Husri is a town and union council of Hyderabad District in the Sindh province of Pakistan. It is part of the rural Taluka of Hyderabad and is located at 25°19'0N 68°25'0E and lies to the south-east of the capital, Hyderabad. Husri is situated near Bihar Colony, a well-known larger housing society. Husri plays an important role in Hyderabad's and to a certain extent, Sindh's politics. A recent study concluded through internal information gathered by elderly residents of the town proposed that this town is known to be over 100 years old. Husri involves locals that are a part of the 'Sindh' proclaimed as villagers that are one of the most marginalized groups in the region and part of the country's agricultural sector in Interior Sindh.  Besides, after the 1947 Partition, the majority of India remained stranded, leading to the migration of locals from Bihar District of India and numerous Hindus occupied portion of land for residency.

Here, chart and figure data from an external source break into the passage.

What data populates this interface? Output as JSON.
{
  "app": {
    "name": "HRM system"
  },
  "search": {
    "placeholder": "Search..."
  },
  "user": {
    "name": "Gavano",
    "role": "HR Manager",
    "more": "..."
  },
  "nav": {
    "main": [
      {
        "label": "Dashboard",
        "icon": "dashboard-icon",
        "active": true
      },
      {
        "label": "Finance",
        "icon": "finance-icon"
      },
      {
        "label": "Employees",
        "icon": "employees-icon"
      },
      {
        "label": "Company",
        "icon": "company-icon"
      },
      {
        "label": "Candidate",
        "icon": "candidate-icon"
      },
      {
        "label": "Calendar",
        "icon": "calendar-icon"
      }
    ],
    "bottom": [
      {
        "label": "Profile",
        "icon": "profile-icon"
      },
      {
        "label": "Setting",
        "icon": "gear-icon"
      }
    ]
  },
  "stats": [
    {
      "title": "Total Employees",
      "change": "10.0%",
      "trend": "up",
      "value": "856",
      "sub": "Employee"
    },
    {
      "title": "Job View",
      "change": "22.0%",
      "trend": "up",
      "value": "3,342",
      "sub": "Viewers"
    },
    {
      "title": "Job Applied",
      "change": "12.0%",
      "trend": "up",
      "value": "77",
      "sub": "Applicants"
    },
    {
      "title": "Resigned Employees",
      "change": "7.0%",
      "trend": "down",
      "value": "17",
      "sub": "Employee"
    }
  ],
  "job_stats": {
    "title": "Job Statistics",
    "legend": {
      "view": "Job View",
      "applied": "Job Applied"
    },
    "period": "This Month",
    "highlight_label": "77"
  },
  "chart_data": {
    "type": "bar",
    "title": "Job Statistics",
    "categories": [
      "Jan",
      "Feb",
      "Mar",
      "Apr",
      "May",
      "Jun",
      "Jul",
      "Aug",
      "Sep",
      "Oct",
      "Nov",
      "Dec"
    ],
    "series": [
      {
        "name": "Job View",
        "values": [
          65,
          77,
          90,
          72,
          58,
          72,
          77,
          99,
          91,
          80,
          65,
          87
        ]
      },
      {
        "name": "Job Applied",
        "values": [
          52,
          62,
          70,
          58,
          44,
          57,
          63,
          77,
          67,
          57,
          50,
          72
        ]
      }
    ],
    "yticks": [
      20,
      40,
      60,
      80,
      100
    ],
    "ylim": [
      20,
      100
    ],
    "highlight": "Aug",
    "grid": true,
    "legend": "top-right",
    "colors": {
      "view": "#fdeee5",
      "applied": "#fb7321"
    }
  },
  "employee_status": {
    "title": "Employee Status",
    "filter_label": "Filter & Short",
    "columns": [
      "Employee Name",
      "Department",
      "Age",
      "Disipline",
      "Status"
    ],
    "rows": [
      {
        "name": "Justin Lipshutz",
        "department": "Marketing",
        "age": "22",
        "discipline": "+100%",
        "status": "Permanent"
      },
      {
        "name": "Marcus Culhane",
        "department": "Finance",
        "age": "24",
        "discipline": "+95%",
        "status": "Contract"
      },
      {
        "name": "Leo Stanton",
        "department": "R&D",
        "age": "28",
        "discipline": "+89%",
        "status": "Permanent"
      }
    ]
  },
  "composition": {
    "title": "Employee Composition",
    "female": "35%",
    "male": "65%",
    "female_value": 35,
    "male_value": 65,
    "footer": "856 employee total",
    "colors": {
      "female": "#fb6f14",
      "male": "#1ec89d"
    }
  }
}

They are still situated within the local town, near the nearby streamline of water originating from Indus River (Sindh Dariya) in abundance. The population variety is observable due to presence of Muhajirs, Sindhis, Biharis, Hindus, and other respective groups co-exist. Husri villagers, religious preachers, shopkeepers, businessmen, landlords, social workers, students all have a long and proud history and play an important role in Husri's cultural heritage. This micro city has a widespread abundance of garments, toys etc. Various politicians from Sindh visit this diversified town. It is widely known for its politics. Most of the town supports PPP (Pakistan's Peoples Party). In Pakistan, figures indicate that intake of vitamin-rich foods is a challenge for many people. As compared to Hyderabad food, often in towns/urban areas such as Husri Union Council, the local diets (food quality, oil) are inadequate in terms of nutrient consumption, which eventually leads to undernutrition contributing to the decline of cognitive skills in the long run. However, the upper-class sector of peoples & financially equipped locals within the region can often visit Hyderabad to purchase groceries, re-fill food/pharmaceutical stocks back in the town, buy furniture & building materials, etc. to enhance the living standard of Husri.

Locals 
There are various popular figures in this town. Some of the popular ones are from a village called "Jaro Panhwar" that include Engineer Shah Zaman, Prof. Shah Jahaan Panhwar SPLA President Sindh, and Professor Mehboob Sarwari, former secretary general of Sindhi Adabi Board that unfortunately passed away in year 2018. Furthermore, union council Husri chairman Abdullah Shoro, Murtaza Shoro, etc.

Political State 
MPA Abdul Jabbar Khan and MNA Syed Tariq Ali Shah Jamote contested in the 2018 Pakistan elections within the local constituency PS 64 - Hyderabad and won by a large cohort of votes compared to other political party candidates. However, there lies revolt & frustration within the Husri locals and nearby villages claiming that they have not fulfilled their promises in bettering lives & comforts through road construction, providing gas line, etc.

Renovation Works 
In addition, there has been recent renovation works happening during the year 2020 to build roads using stone blocks within the inner town. However, the challenge to better the internal infrastructural layout of the town city rises due to unplanned houses built throughout the century neglecting the future road preservation factors. Therefore, most alleyways within the city are decreasing in size. Thereby, the Pakistani Government officials have undergone encroachment operations as local houses were intervening the government land (main road) during the years 2020 and 2021, resulting in disruption of lifestyles & overall beauty of the city.

Forecast 
Pertaining to the union council's growth & future prospects, it is subject to ever-increasing rapid growth where the vacant residential plots are being sold to suit the respective locals such as Makkah Residency led by Kashif Jamil. It is predicted to merge with the nearby housing society Bihar Colony (Hyderabad) in the long term by 2030+.